Visit the post for more.
Overview
The article discusses the engineering challenges and solutions involved in scaling Facebook Chat, which was launched to 70 million users and grew to over 175 million. It highlights the backend services developed using Erlang, the operational issues faced, and the optimizations made to improve stability and performance.
What You'll Learn
1
How to optimize memory usage in Erlang applications
2
Why load balancing is critical for high-traffic applications
3
How to troubleshoot performance issues in C++ services
Prerequisites & Requirements
- Understanding of concurrent programming concepts
- Familiarity with profiling tools like OProfile(optional)
Key Questions Answered
What programming language was chosen for Facebook Chat's channel servers?
Erlang was chosen for Facebook Chat's channel servers due to its strengths in concurrent, distributed, and robust programming. This choice allowed the team to efficiently handle millions of concurrent users with lightweight processes, which would have been more challenging in languages like C++.
What operational challenges did Facebook face as Chat usage grew?
As Facebook Chat's user base increased, the team encountered issues such as server overload and connection resets due to the limitations of load balancers. These problems led to sporadic access for users, prompting the need for additional load balancers to stabilize the service.
How did Facebook optimize memory usage in their Erlang implementation?
To reduce the memory footprint of the channel servers, Facebook opted to use arrays of characters instead of Erlang's linked list strings. This trade-off improved CPU and memory usage, particularly important given the high number of concurrent users.
What was the root cause of CPU usage spikes in chatlogger machines?
The chatlogger machines experienced CPU usage spikes due to heap fragmentation caused by frequent allocations in a loop using lexical_cast. By reorganizing the code to allocate memory outside the loop, the team significantly reduced CPU usage back to normal levels.
Key Statistics & Figures
Active users on Facebook Chat
Over 175 million
This figure highlights the scale at which Facebook Chat operates and the challenges faced in maintaining performance.

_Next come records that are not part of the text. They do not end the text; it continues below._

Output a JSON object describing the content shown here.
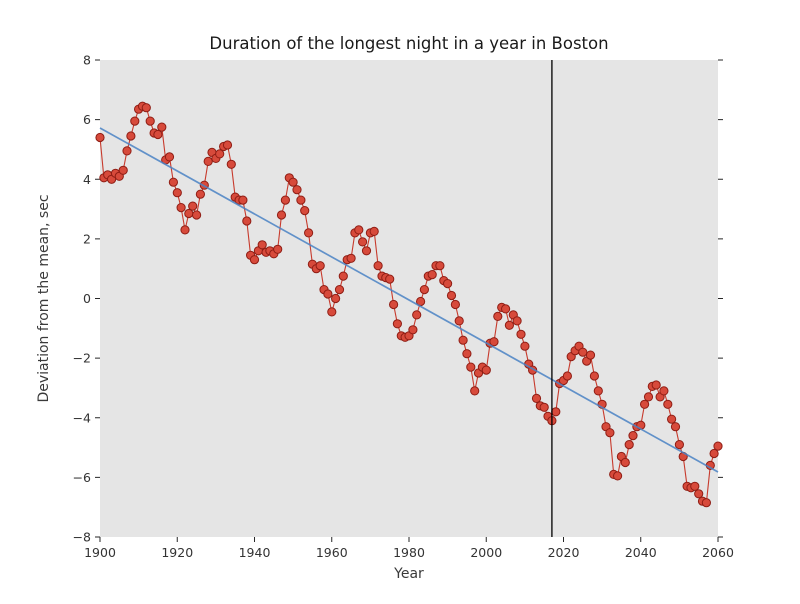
{
  "chart_data": {
    "type": "line",
    "title": "Duration of the longest night in a year in Boston",
    "xlabel": "Year",
    "ylabel": "Deviation from the mean, sec",
    "xlim": [
      1900,
      2060
    ],
    "ylim": [
      -8,
      8
    ],
    "grid": false,
    "legend": "none",
    "x_ticks": [
      1900,
      1920,
      1940,
      1960,
      1980,
      2000,
      2020,
      2040,
      2060
    ],
    "x_tick_labels": [
      "1900",
      "1920",
      "1940",
      "1960",
      "1980",
      "2000",
      "2020",
      "2040",
      "2060"
    ],
    "y_ticks": [
      -8,
      -6,
      -4,
      -2,
      0,
      2,
      4,
      6,
      8
    ],
    "y_tick_labels": [
      "−8",
      "−6",
      "−4",
      "−2",
      "0",
      "2",
      "4",
      "6",
      "8"
    ],
    "colors": {
      "plot_background": "#e5e5e5",
      "marker_fill": "#d74a3b",
      "marker_edge": "#8f1d14",
      "series_line": "#c73a2c",
      "trend_line": "#4a82c4",
      "vline": "#000000",
      "tick": "#262626"
    },
    "series": [
      {
        "name": "yearly-deviation",
        "type": "scatter-line",
        "x_start": 1900,
        "x_step": 1,
        "values": [
          5.4,
          4.05,
          4.15,
          4.0,
          4.2,
          4.1,
          4.3,
          4.95,
          5.45,
          5.95,
          6.35,
          6.45,
          6.4,
          5.95,
          5.55,
          5.5,
          5.75,
          4.65,
          4.75,
          3.9,
          3.55,
          3.05,
          2.3,
          2.85,
          3.1,
          2.8,
          3.5,
          3.8,
          4.6,
          4.9,
          4.7,
          4.85,
          5.1,
          5.15,
          4.5,
          3.4,
          3.3,
          3.3,
          2.6,
          1.45,
          1.3,
          1.6,
          1.8,
          1.55,
          1.6,
          1.5,
          1.65,
          2.8,
          3.3,
          4.05,
          3.9,
          3.65,
          3.3,
          2.95,
          2.2,
          1.15,
          1.0,
          1.1,
          0.3,
          0.15,
          -0.45,
          0.0,
          0.3,
          0.75,
          1.3,
          1.35,
          2.2,
          2.3,
          1.9,
          1.6,
          2.2,
          2.25,
          1.1,
          0.75,
          0.7,
          0.65,
          -0.2,
          -0.85,
          -1.25,
          -1.3,
          -1.25,
          -1.05,
          -0.55,
          -0.1,
          0.3,
          0.75,
          0.8,
          1.1,
          1.1,
          0.6,
          0.5,
          0.1,
          -0.2,
          -0.75,
          -1.4,
          -1.85,
          -2.3,
          -3.1,
          -2.5,
          -2.3,
          -2.4,
          -1.5,
          -1.45,
          -0.6,
          -0.3,
          -0.35,
          -0.9,
          -0.55,
          -0.75,
          -1.2,
          -1.6,
          -2.2,
          -2.4,
          -3.35,
          -3.6,
          -3.65,
          -3.95,
          -4.1,
          -3.8,
          -2.85,
          -2.75,
          -2.6,
          -1.95,
          -1.75,
          -1.6,
          -1.8,
          -2.1,
          -1.9,
          -2.6,
          -3.1,
          -3.55,
          -4.3,
          -4.5,
          -5.9,
          -5.95,
          -5.3,
          -5.5,
          -4.9,
          -4.6,
          -4.3,
          -4.25,
          -3.55,
          -3.3,
          -2.95,
          -2.9,
          -3.3,
          -3.1,
          -3.55,
          -4.05,
          -4.3,
          -4.9,
          -5.3,
          -6.3,
          -6.35,
          -6.3,
          -6.55,
          -6.8,
          -6.85,
          -5.6,
          -5.2,
          -4.95
        ]
      },
      {
        "name": "linear-trend",
        "type": "line",
        "points": [
          [
            1900,
            5.72
          ],
          [
            2060,
            -5.82
          ]
        ]
      },
      {
        "name": "current-year-marker",
        "type": "vline",
        "x": 2017
      }
    ]
  }
}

Percentage of users who have used Chat
More than two-thirds
This statistic indicates the widespread adoption of the Chat feature among Facebook's user base.
Technologies & Tools
Some links below are affiliate links. We may earn a commission if you make a purchase.
Backend
Erlang
Used to develop channel servers for handling concurrent user messages.
Backend
C++
Used for chatlogger services that store the state of Chat conversations.
Tool
Oprofile
Used for profiling CPU usage and identifying performance issues.
Library
Zlib
Used for compressing data before sending it to presence servers.
Framework
Thrift
Used for exporting statistics and aggregating error logs across backend services.
Key Actionable Insights
1Optimize memory management by carefully choosing data structures in high-level languages.In Erlang, using arrays instead of linked lists can lead to better performance in memory-constrained environments, especially when dealing with high concurrency.
2Implement robust load balancing strategies to handle increased traffic effectively.As user numbers grow, ensuring that load balancers can manage connections without resetting is crucial for maintaining service availability.
3Regularly profile your applications to identify performance bottlenecks.Using tools like OProfile can help detect issues such as memory fragmentation and inefficient resource usage, allowing for timely optimizations.
Common Pitfalls
1
Failing to account for the limitations of load balancers can lead to service outages.
Initially, the team underestimated the upper bounds on simultaneous connections, which resulted in connection resets and user access issues. Regular monitoring and scaling of load balancers are essential to prevent these problems.
2
Neglecting memory management can cause performance degradation over time.
The chatlogger machines faced issues due to heap fragmentation from frequent allocations. Developers should be vigilant about memory usage patterns to avoid similar pitfalls.